Agreed! That's at least 3 bullets that you've dodged, BJ!

These are CALB 180 cells, and can charge at C, so there shouldn't be an issue with charge acceptance.
That's not the issue. The issue is getting thick enough cables so when the charger is putting out 90+ amps, the voltage measurement at the charger end isn't such that it appears that the batteries are full.

It's putting out about 90A set at 100A.
90% of requested amps isn't too bad considering the high currents and low voltage.
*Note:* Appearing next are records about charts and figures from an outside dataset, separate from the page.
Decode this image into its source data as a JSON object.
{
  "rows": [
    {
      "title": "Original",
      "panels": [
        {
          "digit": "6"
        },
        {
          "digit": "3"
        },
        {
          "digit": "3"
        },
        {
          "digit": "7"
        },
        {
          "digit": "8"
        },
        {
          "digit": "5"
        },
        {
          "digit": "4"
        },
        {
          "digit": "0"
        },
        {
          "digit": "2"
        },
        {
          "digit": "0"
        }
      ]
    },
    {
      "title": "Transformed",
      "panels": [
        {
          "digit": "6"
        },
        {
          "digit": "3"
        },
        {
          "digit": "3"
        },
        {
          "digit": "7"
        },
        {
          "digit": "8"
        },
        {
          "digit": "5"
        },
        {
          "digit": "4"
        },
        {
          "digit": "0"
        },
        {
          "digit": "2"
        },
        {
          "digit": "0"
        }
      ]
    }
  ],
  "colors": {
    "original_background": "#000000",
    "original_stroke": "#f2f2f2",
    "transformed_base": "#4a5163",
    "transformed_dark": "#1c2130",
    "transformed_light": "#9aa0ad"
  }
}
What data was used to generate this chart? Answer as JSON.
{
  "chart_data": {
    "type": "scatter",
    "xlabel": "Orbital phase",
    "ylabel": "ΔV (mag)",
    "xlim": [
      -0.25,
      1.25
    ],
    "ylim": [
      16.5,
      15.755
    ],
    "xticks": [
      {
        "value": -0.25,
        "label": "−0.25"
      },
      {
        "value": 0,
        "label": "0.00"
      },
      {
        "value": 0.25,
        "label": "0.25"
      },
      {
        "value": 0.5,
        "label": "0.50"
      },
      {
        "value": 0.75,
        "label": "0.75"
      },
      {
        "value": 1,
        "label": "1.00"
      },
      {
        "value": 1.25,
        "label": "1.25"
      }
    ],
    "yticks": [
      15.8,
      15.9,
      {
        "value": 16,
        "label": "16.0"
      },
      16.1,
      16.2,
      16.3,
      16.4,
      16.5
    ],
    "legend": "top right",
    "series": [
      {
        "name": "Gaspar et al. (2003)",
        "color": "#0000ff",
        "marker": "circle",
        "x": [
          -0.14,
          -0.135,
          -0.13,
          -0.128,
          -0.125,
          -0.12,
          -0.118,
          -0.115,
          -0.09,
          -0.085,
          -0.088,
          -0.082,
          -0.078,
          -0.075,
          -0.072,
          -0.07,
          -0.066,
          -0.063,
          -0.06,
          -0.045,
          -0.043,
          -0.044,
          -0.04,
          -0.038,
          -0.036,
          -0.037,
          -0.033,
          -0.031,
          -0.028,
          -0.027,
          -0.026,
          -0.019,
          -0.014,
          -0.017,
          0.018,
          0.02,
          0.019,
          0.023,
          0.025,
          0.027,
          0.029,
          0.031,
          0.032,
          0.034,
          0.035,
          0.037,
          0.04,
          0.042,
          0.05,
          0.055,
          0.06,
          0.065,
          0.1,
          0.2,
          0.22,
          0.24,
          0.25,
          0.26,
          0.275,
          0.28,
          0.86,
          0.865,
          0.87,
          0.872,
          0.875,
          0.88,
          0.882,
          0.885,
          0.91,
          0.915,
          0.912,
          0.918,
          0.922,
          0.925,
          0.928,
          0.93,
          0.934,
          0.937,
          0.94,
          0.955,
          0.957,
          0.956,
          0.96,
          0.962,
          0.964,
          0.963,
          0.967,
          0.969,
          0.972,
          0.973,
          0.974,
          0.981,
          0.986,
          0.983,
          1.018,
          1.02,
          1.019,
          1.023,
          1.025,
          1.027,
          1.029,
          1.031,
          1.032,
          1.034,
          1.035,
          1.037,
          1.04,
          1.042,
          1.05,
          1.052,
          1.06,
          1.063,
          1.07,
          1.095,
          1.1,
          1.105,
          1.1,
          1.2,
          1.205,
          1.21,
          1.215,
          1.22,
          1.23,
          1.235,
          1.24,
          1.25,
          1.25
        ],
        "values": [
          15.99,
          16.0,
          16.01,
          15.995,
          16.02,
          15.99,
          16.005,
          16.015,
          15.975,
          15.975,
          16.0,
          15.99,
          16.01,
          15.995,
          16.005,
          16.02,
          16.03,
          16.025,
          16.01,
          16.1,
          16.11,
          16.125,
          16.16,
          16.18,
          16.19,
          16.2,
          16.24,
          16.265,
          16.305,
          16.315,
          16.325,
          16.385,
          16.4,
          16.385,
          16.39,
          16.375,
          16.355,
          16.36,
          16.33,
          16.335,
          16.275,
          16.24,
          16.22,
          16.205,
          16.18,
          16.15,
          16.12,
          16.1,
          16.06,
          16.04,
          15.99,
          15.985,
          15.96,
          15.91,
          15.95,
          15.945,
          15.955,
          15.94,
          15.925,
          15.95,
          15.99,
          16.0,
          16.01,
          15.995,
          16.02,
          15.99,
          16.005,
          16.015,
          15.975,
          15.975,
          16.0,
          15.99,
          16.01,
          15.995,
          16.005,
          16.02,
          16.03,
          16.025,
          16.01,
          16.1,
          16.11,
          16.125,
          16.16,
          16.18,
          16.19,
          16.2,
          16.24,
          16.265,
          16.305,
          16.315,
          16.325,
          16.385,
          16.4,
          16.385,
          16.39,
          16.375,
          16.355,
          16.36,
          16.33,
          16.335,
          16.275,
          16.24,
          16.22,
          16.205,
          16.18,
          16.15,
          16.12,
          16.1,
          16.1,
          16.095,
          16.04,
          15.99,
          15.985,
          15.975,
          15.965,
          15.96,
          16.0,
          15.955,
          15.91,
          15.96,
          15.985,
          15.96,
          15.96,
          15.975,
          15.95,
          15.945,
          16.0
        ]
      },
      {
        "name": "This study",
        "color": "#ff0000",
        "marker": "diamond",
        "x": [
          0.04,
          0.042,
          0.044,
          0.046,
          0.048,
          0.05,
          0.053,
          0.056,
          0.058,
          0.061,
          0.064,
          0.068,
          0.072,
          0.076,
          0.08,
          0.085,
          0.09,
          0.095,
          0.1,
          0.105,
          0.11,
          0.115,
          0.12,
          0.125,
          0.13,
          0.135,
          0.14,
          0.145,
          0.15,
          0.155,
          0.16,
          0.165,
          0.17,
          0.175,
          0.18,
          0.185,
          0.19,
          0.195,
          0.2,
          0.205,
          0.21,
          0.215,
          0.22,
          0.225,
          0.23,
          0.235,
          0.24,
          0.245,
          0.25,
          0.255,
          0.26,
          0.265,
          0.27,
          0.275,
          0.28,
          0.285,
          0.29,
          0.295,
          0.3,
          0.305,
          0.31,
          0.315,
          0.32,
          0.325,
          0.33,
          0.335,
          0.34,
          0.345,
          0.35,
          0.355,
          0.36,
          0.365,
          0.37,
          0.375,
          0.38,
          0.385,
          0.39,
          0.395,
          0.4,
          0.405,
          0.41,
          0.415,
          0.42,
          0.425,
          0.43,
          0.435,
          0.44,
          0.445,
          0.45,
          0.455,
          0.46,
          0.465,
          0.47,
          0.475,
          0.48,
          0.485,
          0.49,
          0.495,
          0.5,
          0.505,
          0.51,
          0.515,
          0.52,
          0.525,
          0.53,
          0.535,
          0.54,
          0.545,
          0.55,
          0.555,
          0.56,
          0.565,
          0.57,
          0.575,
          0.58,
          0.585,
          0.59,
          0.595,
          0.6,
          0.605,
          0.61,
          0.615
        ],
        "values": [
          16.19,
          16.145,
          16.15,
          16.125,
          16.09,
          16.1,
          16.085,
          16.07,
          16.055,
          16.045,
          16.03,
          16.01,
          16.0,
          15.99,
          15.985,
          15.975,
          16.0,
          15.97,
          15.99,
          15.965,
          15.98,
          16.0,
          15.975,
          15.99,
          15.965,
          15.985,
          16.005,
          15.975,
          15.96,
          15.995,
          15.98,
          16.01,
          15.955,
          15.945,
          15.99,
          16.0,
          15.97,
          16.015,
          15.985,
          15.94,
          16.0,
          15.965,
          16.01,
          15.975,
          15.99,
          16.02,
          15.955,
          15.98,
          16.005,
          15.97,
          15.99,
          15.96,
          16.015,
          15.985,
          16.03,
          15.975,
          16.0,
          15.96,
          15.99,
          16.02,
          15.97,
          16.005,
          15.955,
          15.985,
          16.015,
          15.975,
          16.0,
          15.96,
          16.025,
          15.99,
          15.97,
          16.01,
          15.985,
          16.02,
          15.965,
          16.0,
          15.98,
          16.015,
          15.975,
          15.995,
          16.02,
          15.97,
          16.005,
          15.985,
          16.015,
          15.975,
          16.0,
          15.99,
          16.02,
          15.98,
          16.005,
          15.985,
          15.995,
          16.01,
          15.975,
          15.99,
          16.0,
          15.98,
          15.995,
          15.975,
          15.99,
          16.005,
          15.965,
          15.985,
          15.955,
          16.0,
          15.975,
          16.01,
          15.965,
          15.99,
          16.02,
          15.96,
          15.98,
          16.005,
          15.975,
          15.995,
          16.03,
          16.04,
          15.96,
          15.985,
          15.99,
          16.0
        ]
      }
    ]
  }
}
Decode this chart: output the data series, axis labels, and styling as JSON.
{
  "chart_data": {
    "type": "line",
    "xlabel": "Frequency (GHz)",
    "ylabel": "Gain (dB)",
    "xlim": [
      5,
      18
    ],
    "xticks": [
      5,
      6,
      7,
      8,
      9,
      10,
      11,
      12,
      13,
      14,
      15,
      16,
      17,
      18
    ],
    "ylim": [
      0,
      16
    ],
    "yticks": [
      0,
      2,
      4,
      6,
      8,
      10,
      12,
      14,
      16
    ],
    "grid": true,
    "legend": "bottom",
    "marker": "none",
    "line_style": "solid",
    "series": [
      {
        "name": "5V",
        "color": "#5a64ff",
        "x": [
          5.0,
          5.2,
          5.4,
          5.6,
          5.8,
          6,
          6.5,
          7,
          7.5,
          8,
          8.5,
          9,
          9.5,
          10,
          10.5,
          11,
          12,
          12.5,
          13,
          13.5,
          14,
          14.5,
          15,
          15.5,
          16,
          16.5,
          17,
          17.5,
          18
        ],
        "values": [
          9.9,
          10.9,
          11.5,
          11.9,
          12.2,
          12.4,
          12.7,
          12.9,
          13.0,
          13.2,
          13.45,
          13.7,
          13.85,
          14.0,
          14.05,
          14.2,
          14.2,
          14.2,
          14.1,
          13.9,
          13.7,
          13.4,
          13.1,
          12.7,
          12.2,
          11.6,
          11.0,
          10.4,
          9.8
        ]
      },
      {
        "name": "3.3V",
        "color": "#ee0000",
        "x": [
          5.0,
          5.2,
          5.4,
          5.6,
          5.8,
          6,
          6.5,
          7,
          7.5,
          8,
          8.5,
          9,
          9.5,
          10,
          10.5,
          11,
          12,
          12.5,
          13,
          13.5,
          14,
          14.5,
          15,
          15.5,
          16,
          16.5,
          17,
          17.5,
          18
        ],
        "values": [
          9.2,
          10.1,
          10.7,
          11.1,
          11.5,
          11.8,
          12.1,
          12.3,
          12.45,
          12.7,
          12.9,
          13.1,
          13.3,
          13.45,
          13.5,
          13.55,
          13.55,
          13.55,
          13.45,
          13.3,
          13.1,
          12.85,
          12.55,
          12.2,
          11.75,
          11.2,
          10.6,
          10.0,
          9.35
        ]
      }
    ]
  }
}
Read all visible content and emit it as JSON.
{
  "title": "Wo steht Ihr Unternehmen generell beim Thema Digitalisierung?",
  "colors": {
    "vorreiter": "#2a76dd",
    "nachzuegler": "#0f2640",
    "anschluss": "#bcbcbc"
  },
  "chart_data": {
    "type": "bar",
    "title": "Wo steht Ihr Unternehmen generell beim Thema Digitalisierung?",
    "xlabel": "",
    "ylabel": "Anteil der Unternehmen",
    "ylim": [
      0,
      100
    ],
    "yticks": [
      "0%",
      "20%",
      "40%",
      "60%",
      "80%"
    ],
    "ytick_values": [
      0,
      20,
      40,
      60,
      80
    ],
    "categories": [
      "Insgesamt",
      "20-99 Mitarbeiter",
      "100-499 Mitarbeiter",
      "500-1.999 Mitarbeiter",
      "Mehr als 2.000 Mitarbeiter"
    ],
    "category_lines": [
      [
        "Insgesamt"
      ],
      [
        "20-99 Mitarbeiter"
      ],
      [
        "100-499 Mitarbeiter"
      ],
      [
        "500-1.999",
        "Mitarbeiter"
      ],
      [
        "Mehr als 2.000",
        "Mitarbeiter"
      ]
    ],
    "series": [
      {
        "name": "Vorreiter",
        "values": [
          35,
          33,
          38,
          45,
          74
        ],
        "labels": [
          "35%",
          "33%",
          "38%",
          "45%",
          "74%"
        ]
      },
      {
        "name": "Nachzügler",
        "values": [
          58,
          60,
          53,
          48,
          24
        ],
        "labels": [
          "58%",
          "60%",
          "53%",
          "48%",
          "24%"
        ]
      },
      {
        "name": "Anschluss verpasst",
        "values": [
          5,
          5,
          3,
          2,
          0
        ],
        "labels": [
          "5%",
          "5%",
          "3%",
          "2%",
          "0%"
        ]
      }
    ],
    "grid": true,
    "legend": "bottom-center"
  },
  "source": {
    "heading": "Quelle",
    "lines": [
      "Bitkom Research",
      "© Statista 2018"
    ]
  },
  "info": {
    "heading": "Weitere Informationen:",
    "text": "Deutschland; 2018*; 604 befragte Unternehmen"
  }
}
BTW, on one of your screenshots, I saw that the target voltage was 29.6 V. That's 3.7 VPC. CALB recommends a maximum of 3.60 VPC, or 28.8 VPC. Other manufacturers say you can go to perhaps 4.0 VPC, but there isn't much capacity above 3.5 VPC, so I'd limit it to 28.8 V. However, the lower voltage might mean the charger cuts back too quickly at high charge currents due to the inevitable voltage drops, so you might have to leave it at 29.6 V and terminate the charge a little early, or change to 28.8 V when the current starts tapering off (say when it falls to 50 A). It would be great if you can get that to happen automatically. Watching batteries charge isn't much fun after a while. This is only an issue because of the very high charge current and low battery voltage.